Students can use PaperCut at any school printer that is installed on their computer. They are required to sign in to their PaperCut account before each printing job. Money is then subtracted from their account based on the number of pages they’re printing and the type of ink they’re using.

Buchanan said if students are graduating with money left on their account, it is available for 180 days before it’s transferred to the college. He encourages students only add money to their account to cover small printing jobs. RRC has stated on its Print Shoppe website that all printing credits are non-refundable.

Marisa Giesbrecht, a first-year graphic design student, said she’s never really thought about the money that’s on her PaperCut account. She said she thinks most students at RRC don’t have time to worry about it.

“I just assumed (RRC) could do whatever they wanted with the leftover money,” said Giesbrecht.

Calvary deJong, RRC’s Students’ Association vice-president external said he thinks this uncertainty could be an advocacy issue for the college.

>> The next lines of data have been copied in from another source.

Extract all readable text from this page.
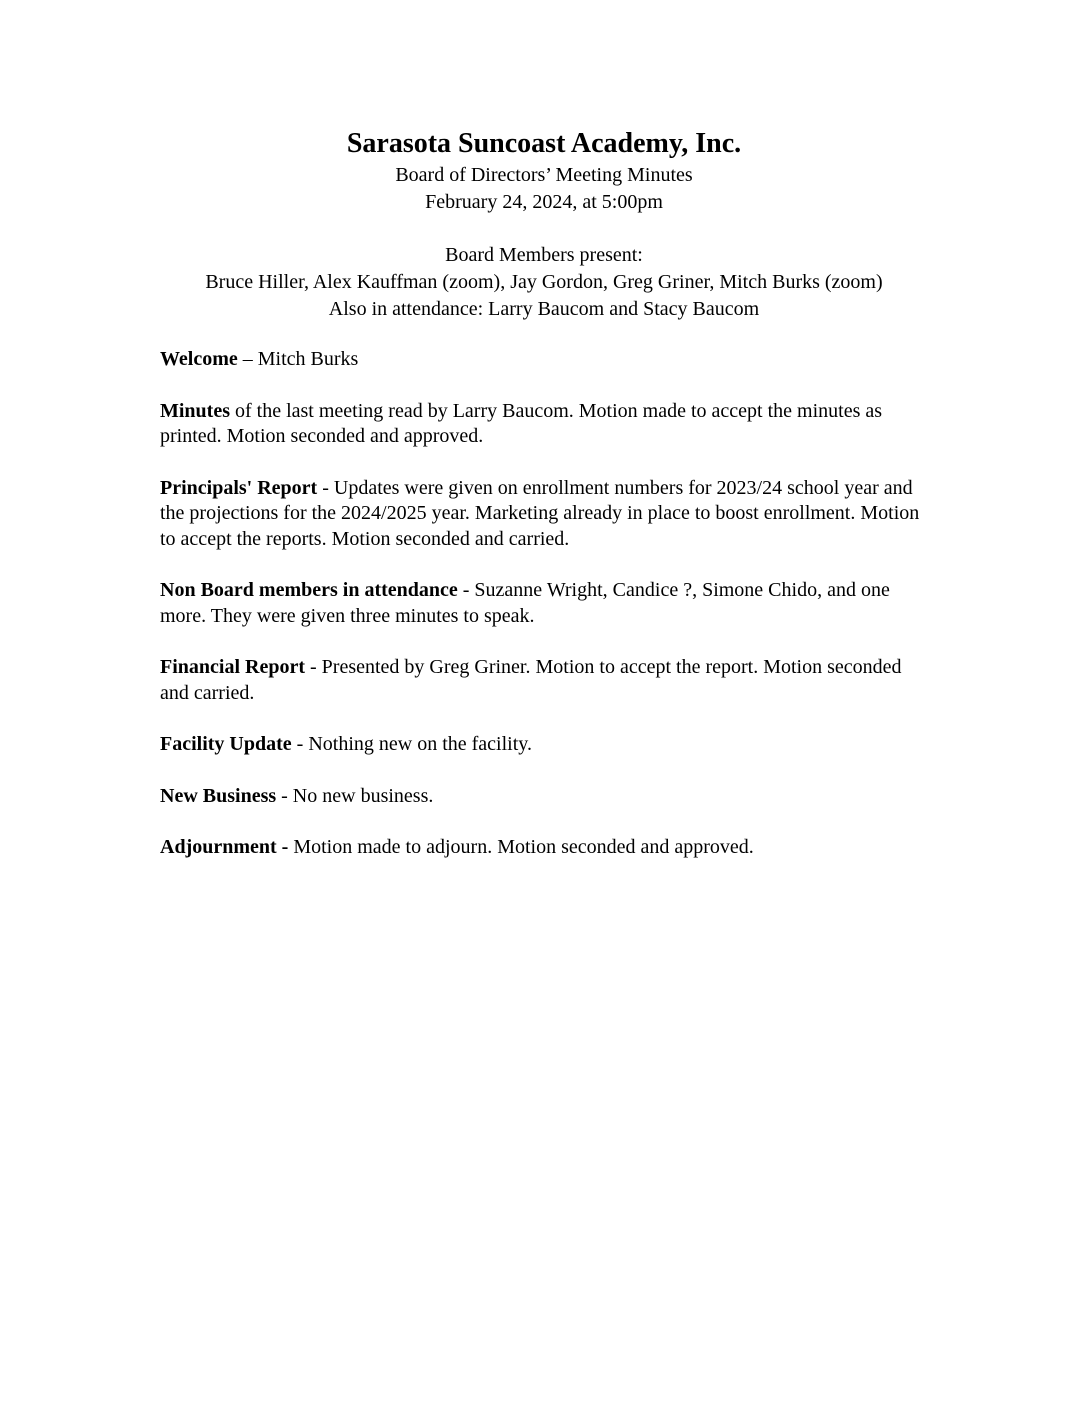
Sarasota Suncoast Academy, Inc.

Board of Directors’ Meeting Minutes

February 24, 2024, at 5:00pm

Board Members present:

Bruce Hiller, Alex Kauffman (zoom), Jay Gordon, Greg Griner, Mitch Burks (zoom)

Also in attendance: Larry Baucom and Stacy Baucom

Welcome – Mitch Burks

Minutes of the last meeting read by Larry Baucom. Motion made to accept the minutes as printed. Motion seconded and approved.

Principals' Report - Updates were given on enrollment numbers for 2023/24 school year and the projections for the 2024/2025 year. Marketing already in place to boost enrollment. Motion to accept the reports. Motion seconded and carried.

Non Board members in attendance - Suzanne Wright, Candice ?, Simone Chido, and one more. They were given three minutes to speak.

Financial Report - Presented by Greg Griner. Motion to accept the report. Motion seconded and carried.

Facility Update - Nothing new on the facility.

New Business - No new business.

Adjournment - Motion made to adjourn. Motion seconded and approved.
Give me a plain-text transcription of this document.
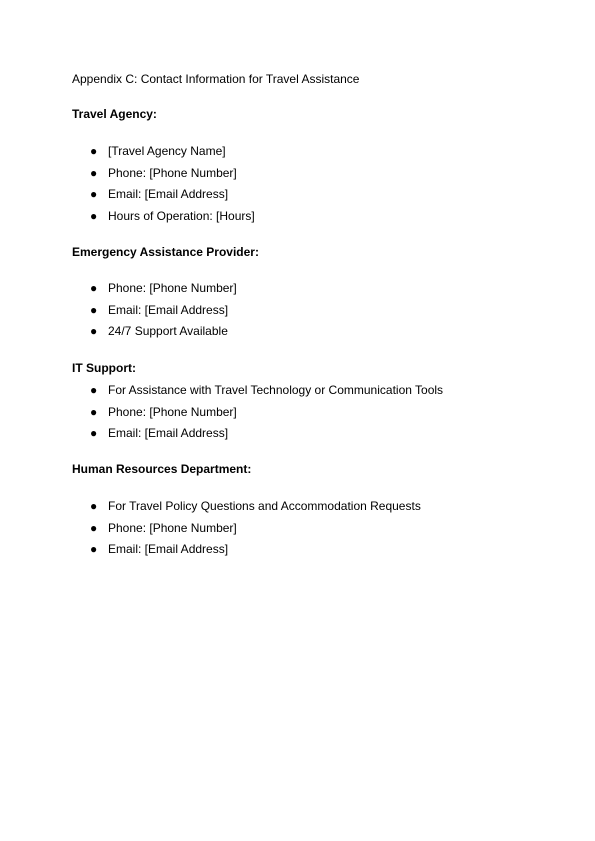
Appendix C: Contact Information for Travel Assistance
Travel Agency:
● [Travel Agency Name]
● Phone: [Phone Number]
● Email: [Email Address]
● Hours of Operation: [Hours]
Emergency Assistance Provider:
● Phone: [Phone Number]
● Email: [Email Address]
● 24/7 Support Available
IT Support:
● For Assistance with Travel Technology or Communication Tools
● Phone: [Phone Number]
● Email: [Email Address]
Human Resources Department:
● For Travel Policy Questions and Accommodation Requests
● Phone: [Phone Number]
● Email: [Email Address]
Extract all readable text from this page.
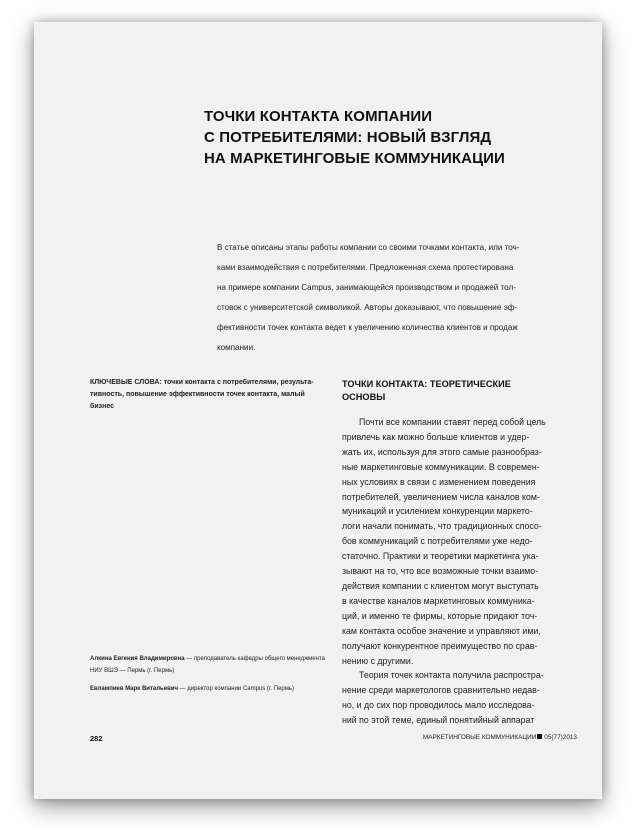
ТОЧКИ КОНТАКТА КОМПАНИИ
С ПОТРЕБИТЕЛЯМИ: НОВЫЙ ВЗГЛЯД
НА МАРКЕТИНГОВЫЕ КОММУНИКАЦИИ
В статье описаны этапы работы компании со своими точками контакта, или точ-
ками взаимодействия с потребителями. Предложенная схема протестирована
на примере компании Campus, занимающейся производством и продажей тол-
стовок с университетской символикой. Авторы доказывают, что повышение эф-
фективности точек контакта ведет к увеличению количества клиентов и продаж
компании.
КЛЮЧЕВЫЕ СЛОВА: точки контакта с потребителями, результа-
тивность, повышение эффективности точек контакта, малый
бизнес
ТОЧКИ КОНТАКТА: ТЕОРЕТИЧЕСКИЕ
ОСНОВЫ
Почти все компании ставят перед собой цель
привлечь как можно больше клиентов и удер-
жать их, используя для этого самые разнообраз-
ные маркетинговые коммуникации. В современ-
ных условиях в связи с изменением поведения
потребителей, увеличением числа каналов ком-
муникаций и усилением конкуренции маркето-
логи начали понимать, что традиционных спосо-
бов коммуникаций с потребителями уже недо-
статочно. Практики и теоретики маркетинга ука-
зывают на то, что все возможные точки взаимо-
действия компании с клиентом могут выступать
в качестве каналов маркетинговых коммуника-
ций, и именно те фирмы, которые придают точ-
кам контакта особое значение и управляют ими,
получают конкурентное преимущество по срав-
нению с другими.
Теория точек контакта получила распростра-
нение среди маркетологов сравнительно недав-
но, и до сих пор проводилось мало исследова-
ний по этой теме, единый понятийный аппарат
Алкина Евгения Владимировна — преподаватель кафедры общего менеджмента
НИУ ВШЭ — Пермь (г. Пермь)
Евлампиев Марк Витальевич — директор компании Campus (г. Пермь)
282	МАРКЕТИНГОВЫЕ КОММУНИКАЦИИ 05(77)2013
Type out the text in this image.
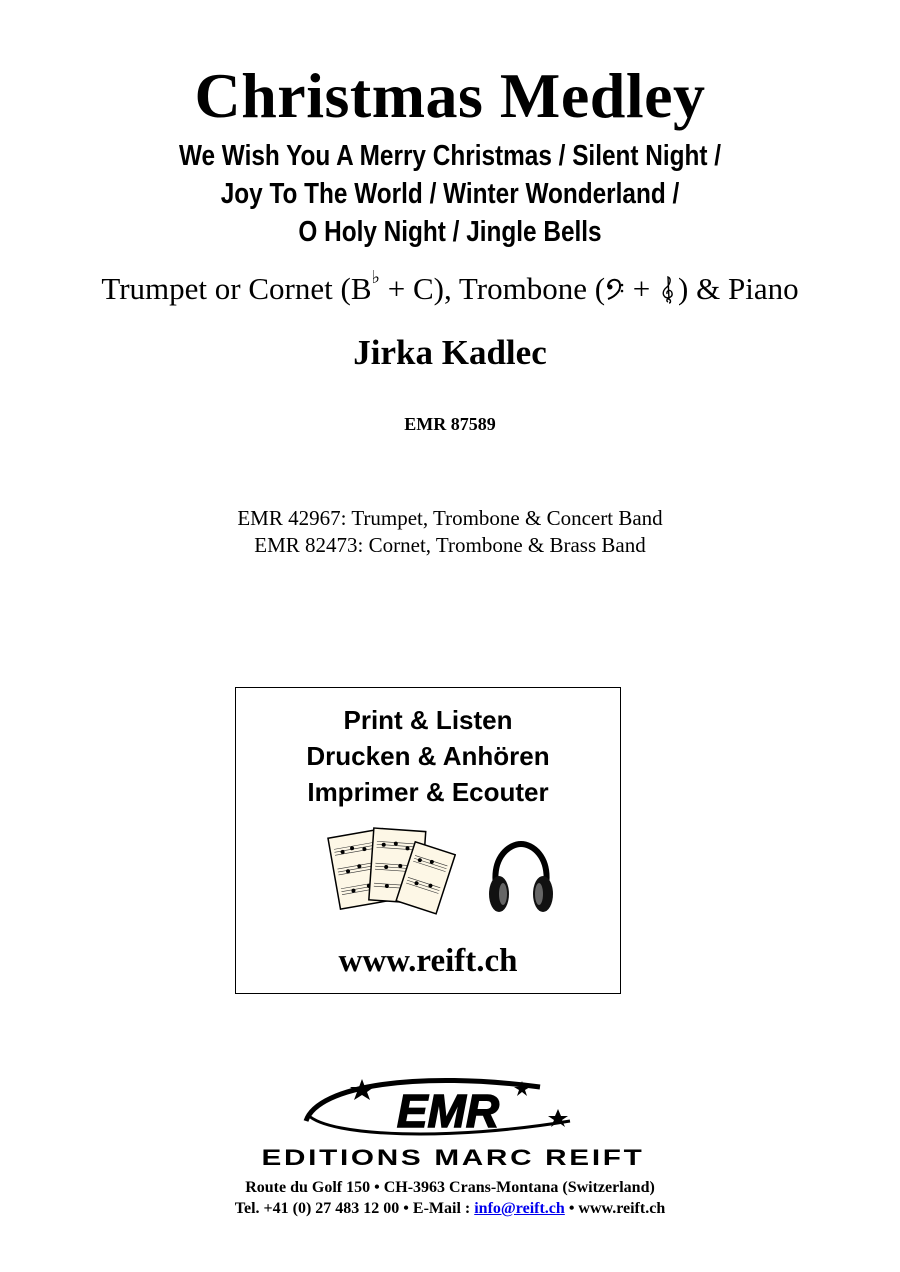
Christmas Medley
We Wish You A Merry Christmas / Silent Night /
Joy To The World / Winter Wonderland /
O Holy Night / Jingle Bells
Trumpet or Cornet (B♭ + C), Trombone ( + ) & Piano
Jirka Kadlec
EMR 87589
EMR 42967: Trumpet, Trombone & Concert Band
EMR 82473: Cornet, Trombone & Brass Band
Print & Listen
Drucken & Anhören
Imprimer & Ecouter
www.reift.ch
EMR
EDITIONS MARC REIFT
Route du Golf 150 • CH-3963 Crans-Montana (Switzerland)
Tel. +41 (0) 27 483 12 00 • E-Mail : info@reift.ch • www.reift.ch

DeJong said refunding the students’ money “is probably work or a hassle. In my view, the right thing is to give it back to students.”

But he compares the allotted money put on student accounts to the money each student pays for the gym.

“Students need to be aware of what’s available to (them) and use it,” said deJong.

Shaelynn Kowalchuk, 22, said the school never told her she had money on her PaperCut account, and she had never thought of checking. She has never used the college’s printers before and said her account has had zero dollars since her first day of classes.

“I’m getting [cheated],” said Kowalchuk.

The health care aid student said she and her classmates print at home because they don’t have the money to spend at school.

“Why would I give the school my money?” asked Kowalchuk. “They didn’t give me any.”

Buchanan said credits are provided to students based on the demands of each program. The amounts update based on input from each program.